Quattro anni fa, gli aerei russi colpivano impunemente le città ucraine, la flotta di Mosca dominava il Mar Nero e i carri armati avanzavano senza sosta. Oggi, la geografia del conflitto è profondamente cambiata: le operazioni ucraine arrivano nel cuore dell’entroterra russo, colpendo con precisione chirurgica i centri nevralgici dell’economia e della logistica nemica.
Per la prima volta dopo oltre 80 anni, milioni di cittadini russi toccano con mano la realtà della guerra, affrontando carenze di ogni tipo a fronte di una sempre più aggressiva propaganda di Stato che continua ad annunciare grandi vittorie e a reprimere con pugno di ferro qualsiasi voce in dissenso con la narrativa del Cremlino.
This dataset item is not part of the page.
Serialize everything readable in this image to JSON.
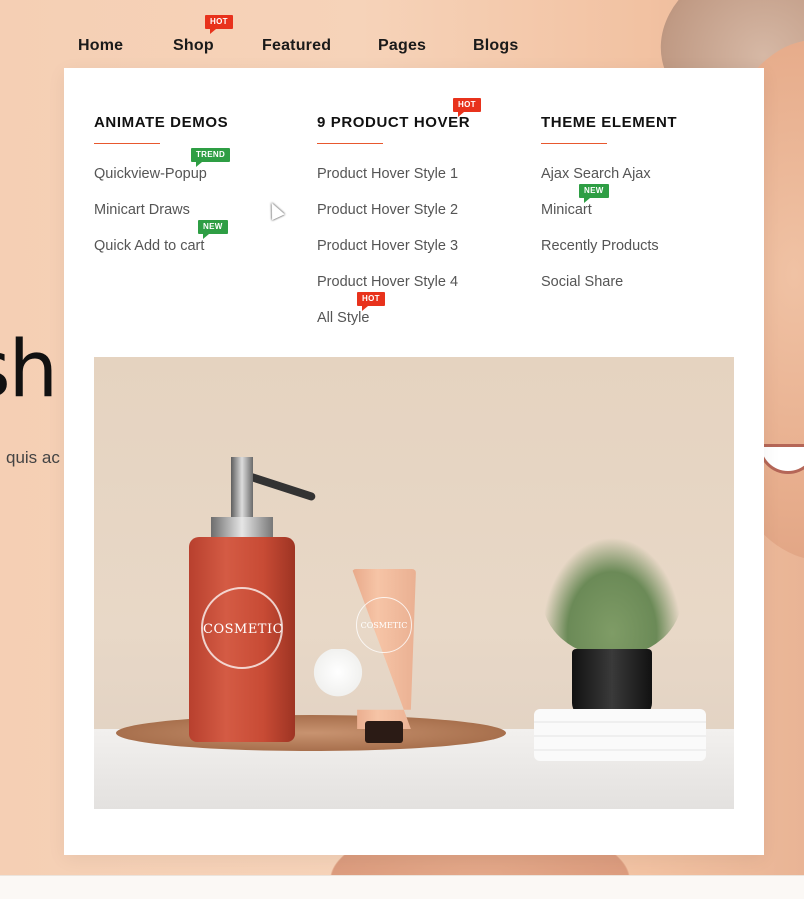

Per queste ragioni, il patrimonio di competenze accumulato dall'Ucraina, che è stato pagato a carissimo prezzo in termini di vite umane e risorse materiali, rappresenta un esempio inestimabile per i Paesi europei più esposti. Essa consentirà loro di riorganizzare i propri assetti difensivi sfruttando le lezioni apprese dagli ucraini in quattro anni e mezzo di guerra totale.
Budanov ha chiarito che Kyiv combatterà “per tutto il tempo necessario”, non avendo altra scelta, perché le forze ucraine stanno lottando per la propria terra, il proprio popolo e il proprio futuro. Se la Russia può scegliere di ritirarsi e rientrare nei propri confini, gli ucraini non hanno un altro posto dove andare. La guerra, ricordano da Kyiv, è stata avviata nel 2014 con l'annessione illegale della Crimea ed è culminata nel tentativo di invasione su larga scala del 24 febbraio 2022.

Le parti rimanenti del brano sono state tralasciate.